Una storia da film, di quelle con avvocati battaglieri, impegnati per i diritti civili e imputati condannati ingiustamente che riescono a dimostrare le storture del sistema giudiziario statunitense. Nella realtà però la stragrande maggioranza delle volte le cose vanno decisamente peggio e non c’è scampo da detenzioni spropositate e giurie spesso composte da soli bianchi.

È quello che è successo a Fair Wayne Bryant, un uomo afroamericano di 62 anni, condannato in Lousiana nel 1997 per un tentativo di furto con scasso semplice. Aveva tentato di rubare due decespugliatori da un negozio, la pena è stata enorme: ergastolo. Attraverso il suo avvocato, Peggy Sullivan, nel 2018 ha fatto appello al Second Circuit Court chiedendo l’annullamento della sentenza in quanto «eccessiva e incostituzionalmente dura».

Due giorni fa però la Suprema Corte dello stato ha respinto la richiesta del condannato e confermato la pena del carcere a vita. Il verdetto è stato di 5 voti a favore contro 1. L’unica dissenziente è stata la giudice capo Bernette Johnson, che ha motivato la sua decisione scrivendo nero su bianco: «la condanna inflitta è eccessiva e sproporzionata rispetto al reato commesso dall'imputato».

La giudice Johnson è l’unica donna e soprattutto l’unica nera della Corte, il resto sono tutti uomini bianchi. Negli Usa esistono tre tipi di ergastolani, quelli che non usciranno mai in libertà condizionale, coloro che invece potrebbero goderne e i cosiddetti “Virtual”, persone formalmente non condannate all’ergastolo, ma a pena talmente alte (più di 50 anni), da essere equivalenti al carcere a vita. In questo sistema il 48,3% dei detenuti sono afroamericani, il 32,4% bianchi, e il 15,7% ispanici. La percentuale discriminatoria appare evidente se si considera che su una popolazione di circa 325 milioni di persone i neri sono il 13%.

L’ergastolo a Bryant è dovuto ai suoi precedenti. Fu condannato nel 1979 per tentativo di rapina a mano armata, nel 1987 per possesso di oggetti rubati, per aver tentato di falsificare un assegno del valore di 150 dollari nel 1989 e per semplice furto con scasso di un'abitazione nel 1992, tutto prima del suo arresto del 1997 per il fallito tentativo di rubare i decespugliatori.
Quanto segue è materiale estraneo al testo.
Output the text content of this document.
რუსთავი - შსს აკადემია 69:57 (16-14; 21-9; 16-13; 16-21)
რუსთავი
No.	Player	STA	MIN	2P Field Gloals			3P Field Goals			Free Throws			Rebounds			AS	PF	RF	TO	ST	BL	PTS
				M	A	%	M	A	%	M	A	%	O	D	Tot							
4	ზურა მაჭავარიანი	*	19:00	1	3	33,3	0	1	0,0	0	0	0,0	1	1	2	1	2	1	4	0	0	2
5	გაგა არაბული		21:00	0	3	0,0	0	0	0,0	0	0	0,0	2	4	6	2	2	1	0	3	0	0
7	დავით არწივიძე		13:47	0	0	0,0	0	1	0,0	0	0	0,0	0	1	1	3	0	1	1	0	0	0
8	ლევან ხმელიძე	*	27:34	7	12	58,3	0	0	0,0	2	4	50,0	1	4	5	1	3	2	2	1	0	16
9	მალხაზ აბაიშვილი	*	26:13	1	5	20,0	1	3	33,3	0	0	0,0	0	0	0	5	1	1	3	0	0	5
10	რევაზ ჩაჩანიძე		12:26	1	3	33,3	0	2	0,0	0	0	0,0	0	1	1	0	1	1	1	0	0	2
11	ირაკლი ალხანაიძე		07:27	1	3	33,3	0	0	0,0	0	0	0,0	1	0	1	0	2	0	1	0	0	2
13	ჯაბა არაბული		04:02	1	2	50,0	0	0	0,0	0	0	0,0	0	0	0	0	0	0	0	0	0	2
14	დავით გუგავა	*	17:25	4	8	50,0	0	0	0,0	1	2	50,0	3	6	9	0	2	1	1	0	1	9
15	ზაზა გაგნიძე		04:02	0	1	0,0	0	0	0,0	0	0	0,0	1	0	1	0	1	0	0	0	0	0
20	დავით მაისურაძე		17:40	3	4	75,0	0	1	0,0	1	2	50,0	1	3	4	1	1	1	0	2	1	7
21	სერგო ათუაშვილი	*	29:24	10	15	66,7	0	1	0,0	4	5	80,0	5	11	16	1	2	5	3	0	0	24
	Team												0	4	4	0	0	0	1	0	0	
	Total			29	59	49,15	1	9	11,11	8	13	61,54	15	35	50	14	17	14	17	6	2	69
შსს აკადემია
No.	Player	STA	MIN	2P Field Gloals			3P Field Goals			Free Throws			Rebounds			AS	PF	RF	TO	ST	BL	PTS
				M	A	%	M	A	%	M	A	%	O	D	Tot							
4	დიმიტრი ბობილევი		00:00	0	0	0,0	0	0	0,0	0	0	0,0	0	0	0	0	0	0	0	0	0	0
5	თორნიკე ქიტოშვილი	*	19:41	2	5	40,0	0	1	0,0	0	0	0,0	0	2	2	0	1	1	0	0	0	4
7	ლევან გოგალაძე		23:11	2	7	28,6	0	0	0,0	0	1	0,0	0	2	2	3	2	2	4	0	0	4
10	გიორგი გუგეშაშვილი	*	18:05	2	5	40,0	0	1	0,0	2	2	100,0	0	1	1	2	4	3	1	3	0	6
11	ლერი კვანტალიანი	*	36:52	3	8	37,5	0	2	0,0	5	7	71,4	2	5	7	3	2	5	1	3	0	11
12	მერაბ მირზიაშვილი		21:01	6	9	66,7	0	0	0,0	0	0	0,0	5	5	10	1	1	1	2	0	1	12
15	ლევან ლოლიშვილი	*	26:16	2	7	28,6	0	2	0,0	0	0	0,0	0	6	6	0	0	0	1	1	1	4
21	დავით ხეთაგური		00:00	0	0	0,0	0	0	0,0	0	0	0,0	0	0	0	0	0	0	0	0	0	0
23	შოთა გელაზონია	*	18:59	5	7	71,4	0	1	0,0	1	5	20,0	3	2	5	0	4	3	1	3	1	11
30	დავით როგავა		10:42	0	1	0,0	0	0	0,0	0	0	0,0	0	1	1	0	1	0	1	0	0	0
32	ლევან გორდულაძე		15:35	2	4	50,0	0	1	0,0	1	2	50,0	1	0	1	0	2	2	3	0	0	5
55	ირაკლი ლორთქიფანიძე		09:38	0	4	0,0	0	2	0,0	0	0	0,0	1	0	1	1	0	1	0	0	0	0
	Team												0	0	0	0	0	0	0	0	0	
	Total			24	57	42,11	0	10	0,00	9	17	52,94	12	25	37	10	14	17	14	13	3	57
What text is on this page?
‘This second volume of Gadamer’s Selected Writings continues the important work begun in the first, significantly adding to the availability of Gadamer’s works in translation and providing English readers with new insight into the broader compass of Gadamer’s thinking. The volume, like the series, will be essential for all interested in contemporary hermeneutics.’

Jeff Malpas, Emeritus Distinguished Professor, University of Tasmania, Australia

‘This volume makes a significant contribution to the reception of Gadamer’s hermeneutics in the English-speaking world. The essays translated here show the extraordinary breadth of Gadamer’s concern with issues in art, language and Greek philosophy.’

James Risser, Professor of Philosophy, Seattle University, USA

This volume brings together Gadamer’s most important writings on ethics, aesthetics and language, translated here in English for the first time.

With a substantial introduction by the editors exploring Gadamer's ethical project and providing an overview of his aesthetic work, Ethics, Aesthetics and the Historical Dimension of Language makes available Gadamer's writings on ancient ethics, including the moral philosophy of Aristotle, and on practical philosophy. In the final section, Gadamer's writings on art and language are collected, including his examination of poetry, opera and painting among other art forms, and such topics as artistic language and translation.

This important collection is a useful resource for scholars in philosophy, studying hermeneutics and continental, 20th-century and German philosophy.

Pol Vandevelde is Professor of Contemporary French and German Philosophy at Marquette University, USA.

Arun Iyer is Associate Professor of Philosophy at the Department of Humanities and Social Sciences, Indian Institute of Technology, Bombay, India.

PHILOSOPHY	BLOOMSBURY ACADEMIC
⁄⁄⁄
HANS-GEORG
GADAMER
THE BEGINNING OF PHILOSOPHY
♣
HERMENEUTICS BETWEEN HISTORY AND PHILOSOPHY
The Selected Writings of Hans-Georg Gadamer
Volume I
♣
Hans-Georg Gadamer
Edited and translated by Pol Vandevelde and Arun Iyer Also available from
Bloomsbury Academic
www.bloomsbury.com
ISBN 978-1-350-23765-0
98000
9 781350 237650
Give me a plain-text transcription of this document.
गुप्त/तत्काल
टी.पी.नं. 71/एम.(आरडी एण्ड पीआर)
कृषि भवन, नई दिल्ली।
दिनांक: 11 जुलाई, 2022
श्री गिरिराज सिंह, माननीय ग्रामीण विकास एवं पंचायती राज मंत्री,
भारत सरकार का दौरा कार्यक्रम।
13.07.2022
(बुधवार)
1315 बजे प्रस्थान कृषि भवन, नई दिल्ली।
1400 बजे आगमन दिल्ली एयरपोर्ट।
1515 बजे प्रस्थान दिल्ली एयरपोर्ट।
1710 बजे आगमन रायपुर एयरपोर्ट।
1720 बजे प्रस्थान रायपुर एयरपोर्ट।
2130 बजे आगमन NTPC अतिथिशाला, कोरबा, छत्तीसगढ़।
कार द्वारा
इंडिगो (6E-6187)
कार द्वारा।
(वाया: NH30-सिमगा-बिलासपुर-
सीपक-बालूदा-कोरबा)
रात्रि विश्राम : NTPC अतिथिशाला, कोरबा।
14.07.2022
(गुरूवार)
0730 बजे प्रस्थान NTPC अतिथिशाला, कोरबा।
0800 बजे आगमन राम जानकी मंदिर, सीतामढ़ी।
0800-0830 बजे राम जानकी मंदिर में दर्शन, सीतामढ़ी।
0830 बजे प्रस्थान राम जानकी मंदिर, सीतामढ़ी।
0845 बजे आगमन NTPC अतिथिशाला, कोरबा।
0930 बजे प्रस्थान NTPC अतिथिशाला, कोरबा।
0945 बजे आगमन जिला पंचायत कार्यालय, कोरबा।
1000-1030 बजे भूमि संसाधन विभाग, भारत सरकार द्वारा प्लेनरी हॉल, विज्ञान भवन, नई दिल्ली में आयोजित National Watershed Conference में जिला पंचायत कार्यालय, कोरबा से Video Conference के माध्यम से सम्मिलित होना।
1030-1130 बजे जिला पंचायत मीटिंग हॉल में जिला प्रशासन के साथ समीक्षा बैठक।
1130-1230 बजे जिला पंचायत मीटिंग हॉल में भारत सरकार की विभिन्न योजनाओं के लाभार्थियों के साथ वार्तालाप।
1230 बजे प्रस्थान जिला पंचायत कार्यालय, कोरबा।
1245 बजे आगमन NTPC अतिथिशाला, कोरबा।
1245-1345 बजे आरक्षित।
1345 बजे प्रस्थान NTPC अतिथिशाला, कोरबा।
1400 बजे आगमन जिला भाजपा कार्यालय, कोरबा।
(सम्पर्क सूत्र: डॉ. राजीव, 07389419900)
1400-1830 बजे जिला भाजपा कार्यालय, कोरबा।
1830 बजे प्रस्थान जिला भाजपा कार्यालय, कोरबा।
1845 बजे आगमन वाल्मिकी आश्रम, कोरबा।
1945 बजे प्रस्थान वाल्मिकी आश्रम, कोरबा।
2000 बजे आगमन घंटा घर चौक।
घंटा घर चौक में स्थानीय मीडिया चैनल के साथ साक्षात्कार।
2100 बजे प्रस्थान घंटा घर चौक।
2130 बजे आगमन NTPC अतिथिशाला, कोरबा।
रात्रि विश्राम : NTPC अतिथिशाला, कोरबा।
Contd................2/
Reati di poco conto, per questo la giudice Johnson ha spiegato che «ciascuno di questi crimini è stato uno sforzo per rubare qualcosa. Tale piccolo furto è spesso determinato dalla povertà o dalla dipendenza. È crudele e insolito imporre una condanna all'ergastolo ai lavori forzati per questo».

La giudice ha anche toccato un argomento sensibile, quello economico: «dalla condanna nel 1997, l'incarcerazione di Bryant è costata ai contribuenti della Louisiana 518.667 dollari. Arrestato a 38 anni ha già trascorso quasi 23 anni in prigione e ora ha più di 60 anni. Se vivrà altri 20 anni, i contribuenti della Louisiana avranno pagato quasi un milione di dollari per punire il signor Bryant». Tutto ciò per un furto fallito di due tagliaerba.